[二分][后缀数组]Life Forms POJ3294

23 篇文章 0 订阅
22 篇文章 0 订阅

You may have wondered why most extraterrestrial life forms resemble humans, differing by superficial traits such as height, colour, wrinkles, ears, eyebrows and the like. A few bear no human resemblance; these typically have geometric or amorphous shapes like cubes, oil slicks or clouds of dust.

The answer is given in the 146th episode of Star Trek - The Next Generation, titled The Chase. It turns out that in the vast majority of the quadrant's life forms ended up with a large fragment of common DNA.

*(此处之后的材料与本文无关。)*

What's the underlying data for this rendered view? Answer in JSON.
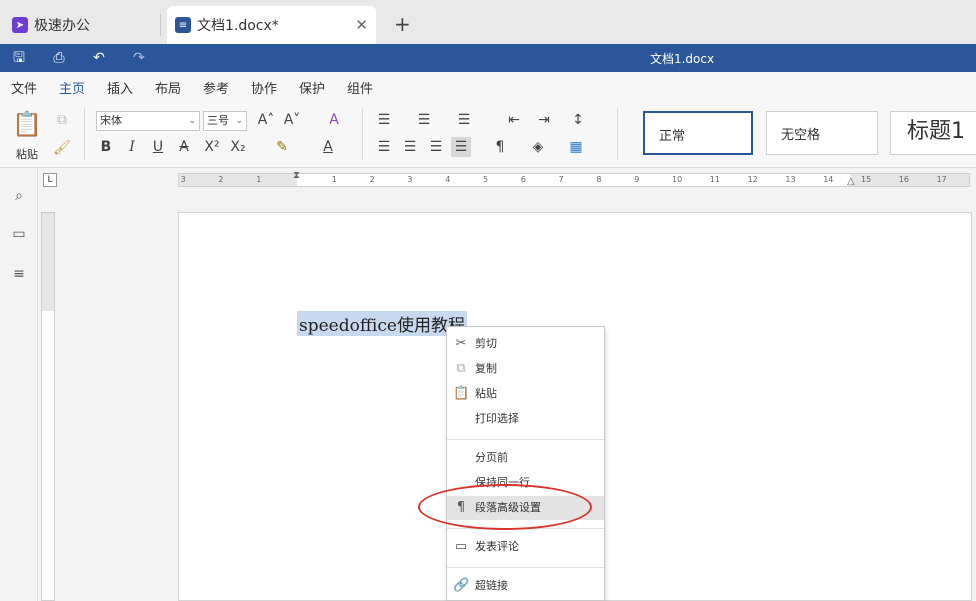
{
  "tabs": [
    {
      "label": "极速办公",
      "active": false
    },
    {
      "label": "文档1.docx*",
      "active": true
    }
  ],
  "titlebar": {
    "title": "文档1.docx"
  },
  "menu": {
    "items": [
      "文件",
      "主页",
      "插入",
      "布局",
      "参考",
      "协作",
      "保护",
      "组件"
    ],
    "active": "主页"
  },
  "ribbon": {
    "paste_label": "粘贴",
    "font_name": "宋体",
    "font_size": "三号",
    "styles": [
      "正常",
      "无空格",
      "标题1"
    ]
  },
  "ruler": {
    "h_ticks": [
      "3",
      "2",
      "1",
      "1",
      "2",
      "3",
      "4",
      "5",
      "6",
      "7",
      "8",
      "9",
      "10",
      "11",
      "12",
      "13",
      "14",
      "15",
      "16",
      "17"
    ]
  },
  "document": {
    "text": "speedoffice使用教程"
  },
  "context_menu": {
    "items": [
      {
        "label": "剪切",
        "icon": "scissors-icon"
      },
      {
        "label": "复制",
        "icon": "copy-icon"
      },
      {
        "label": "粘贴",
        "icon": "paste-icon"
      },
      {
        "label": "打印选择",
        "icon": ""
      },
      {
        "label": "分页前",
        "icon": ""
      },
      {
        "label": "保持同一行",
        "icon": ""
      },
      {
        "label": "段落高级设置",
        "icon": "pilcrow-icon",
        "highlighted": true
      },
      {
        "label": "发表评论",
        "icon": "comment-icon"
      },
      {
        "label": "超链接",
        "icon": "link-icon"
      }
    ]
  },
  "colors": {
    "accent": "#2b579a",
    "selection": "#c7d9ef",
    "annotation": "#d9342b"
  }
}
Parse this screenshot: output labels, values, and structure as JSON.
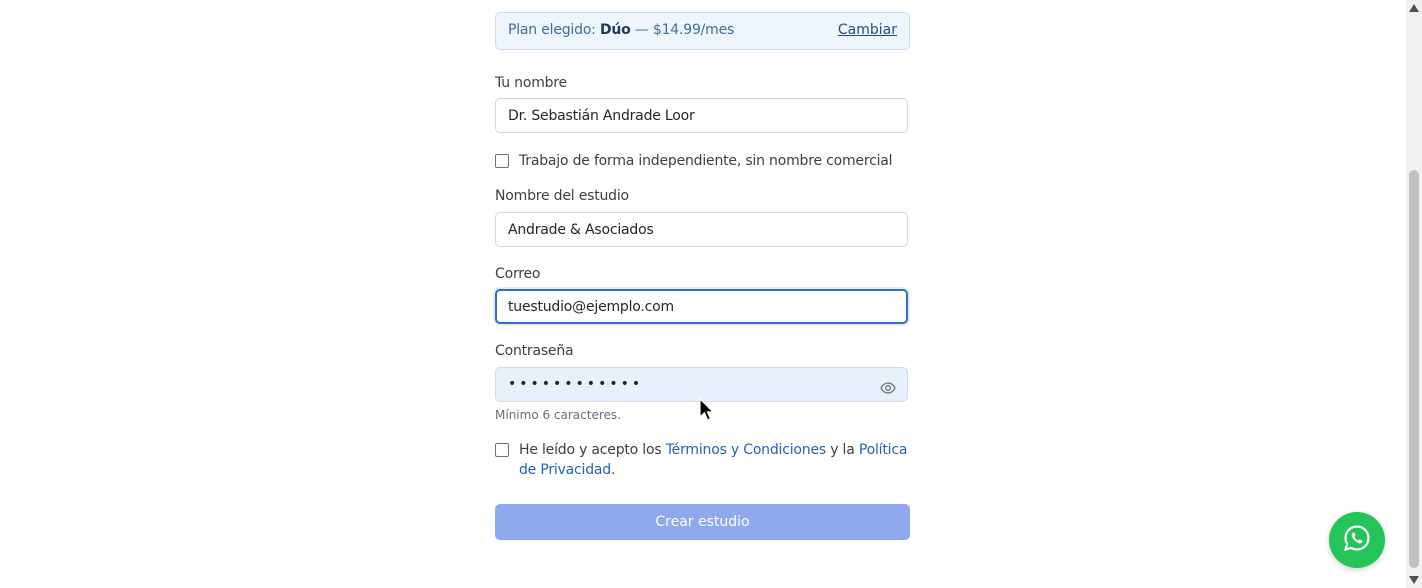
{
  "plan": {
    "prefix": "Plan elegido: ",
    "name": "Dúo",
    "price": " — $14.99/mes",
    "change_label": "Cambiar"
  },
  "form": {
    "name_label": "Tu nombre",
    "name_value": "Dr. Sebastián Andrade Loor",
    "independent_label": "Trabajo de forma independiente, sin nombre comercial",
    "studio_label": "Nombre del estudio",
    "studio_value": "Andrade & Asociados",
    "email_label": "Correo",
    "email_value": "tuestudio@ejemplo.com",
    "password_label": "Contraseña",
    "password_value": "••••••••••••",
    "password_hint": "Mínimo 6 caracteres.",
    "terms_prefix": "He leído y acepto los ",
    "terms_link": "Términos y Condiciones",
    "terms_mid": " y la ",
    "privacy_link": "Política de Privacidad",
    "terms_suffix": ".",
    "submit_label": "Crear estudio"
  },
  "icons": {
    "password_toggle": "eye-icon",
    "chat": "whatsapp-icon"
  },
  "colors": {
    "accent": "#2f6ec9",
    "submit_disabled": "#8fa8ee",
    "whatsapp": "#25c45a",
    "link": "#2563b8"
  }
}
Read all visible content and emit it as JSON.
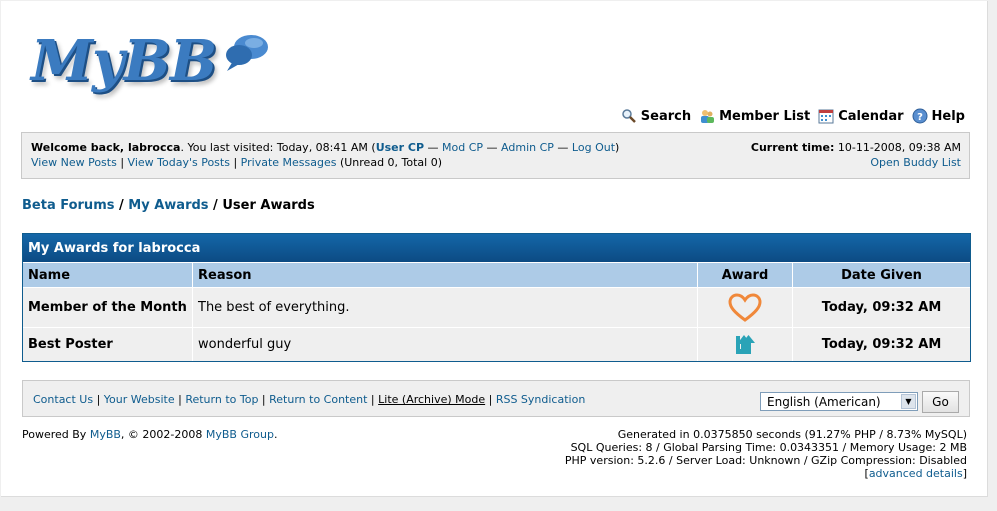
{
  "logo": {
    "text": "MyBB"
  },
  "top_menu": [
    {
      "label": "Search",
      "icon": "search-icon"
    },
    {
      "label": "Member List",
      "icon": "member-list-icon"
    },
    {
      "label": "Calendar",
      "icon": "calendar-icon"
    },
    {
      "label": "Help",
      "icon": "help-icon"
    }
  ],
  "welcome": {
    "greeting": "Welcome back, labrocca",
    "last_visited": ". You last visited: Today, 08:41 AM (",
    "user_cp": "User CP",
    "dash": " — ",
    "mod_cp": "Mod CP",
    "admin_cp": "Admin CP",
    "log_out": "Log Out",
    "close_paren": ")",
    "view_new_posts": "View New Posts",
    "pipe": " | ",
    "view_todays_posts": "View Today's Posts",
    "private_messages": "Private Messages",
    "pm_counts": " (Unread 0, Total 0)",
    "current_time_label": "Current time:",
    "current_time_value": " 10-11-2008, 09:38 AM",
    "open_buddy_list": "Open Buddy List"
  },
  "breadcrumb": {
    "home": "Beta Forums",
    "sep": " / ",
    "section": "My Awards",
    "current": "User Awards"
  },
  "table": {
    "title": "My Awards for labrocca",
    "columns": [
      "Name",
      "Reason",
      "Award",
      "Date Given"
    ],
    "rows": [
      {
        "name": "Member of the Month",
        "reason": "The best of everything.",
        "award_icon": "heart-icon",
        "date": "Today, 09:32 AM"
      },
      {
        "name": "Best Poster",
        "reason": "wonderful guy",
        "award_icon": "arrow-up-icon",
        "date": "Today, 09:32 AM"
      }
    ]
  },
  "footer": {
    "links": [
      "Contact Us",
      "Your Website",
      "Return to Top",
      "Return to Content",
      "Lite (Archive) Mode",
      "RSS Syndication"
    ],
    "pipe": " | ",
    "language": "English (American)",
    "go": "Go"
  },
  "powered": {
    "prefix": "Powered By ",
    "mybb": "MyBB",
    "middle": ", © 2002-2008 ",
    "group": "MyBB Group",
    "suffix": "."
  },
  "stats": {
    "line1": "Generated in 0.0375850 seconds (91.27% PHP / 8.73% MySQL)",
    "line2": "SQL Queries: 8 / Global Parsing Time: 0.0343351 / Memory Usage: 2 MB",
    "line3": "PHP version: 5.2.6 / Server Load: Unknown / GZip Compression: Disabled",
    "advanced_open": "[",
    "advanced": "advanced details",
    "advanced_close": "]"
  },
  "colors": {
    "link": "#0f5c8e",
    "thead": "#0c4b83",
    "column_header": "#adcbe7",
    "panel_bg": "#efefef",
    "heart": "#f0883a",
    "arrow": "#2aa3b7"
  }
}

Given the DNA sequences of several life forms represented as strings of letters, you are to find the longest substring that is shared by more than half of them.

Input

Standard input contains several test cases. Each test case begins with 1 ≤ n ≤ 100, the number of life forms. n lines follow; each contains a string of lower case letters representing the DNA sequence of a life form. Each DNA sequence contains at least one and not more than 1000 letters. A line containing 0 follows the last test case.

Output

For each test case, output the longest string or strings shared by more than half of the life forms. If there are many, output all of them in alphabetical order. If there is no solution with at least one letter, output "?". Leave an empty line between test cases.

Sample Input

3
abcdefg
bcdefgh
cdefghi
3
xxx
yyy
zzz
0

Sample Output

bcdefg
cdefgh

?

题意: 给出n个字符串,求在一半以上字符串中出现的最长公共子串,若有多个,按字典序升序输出,若不存在,输出'?'。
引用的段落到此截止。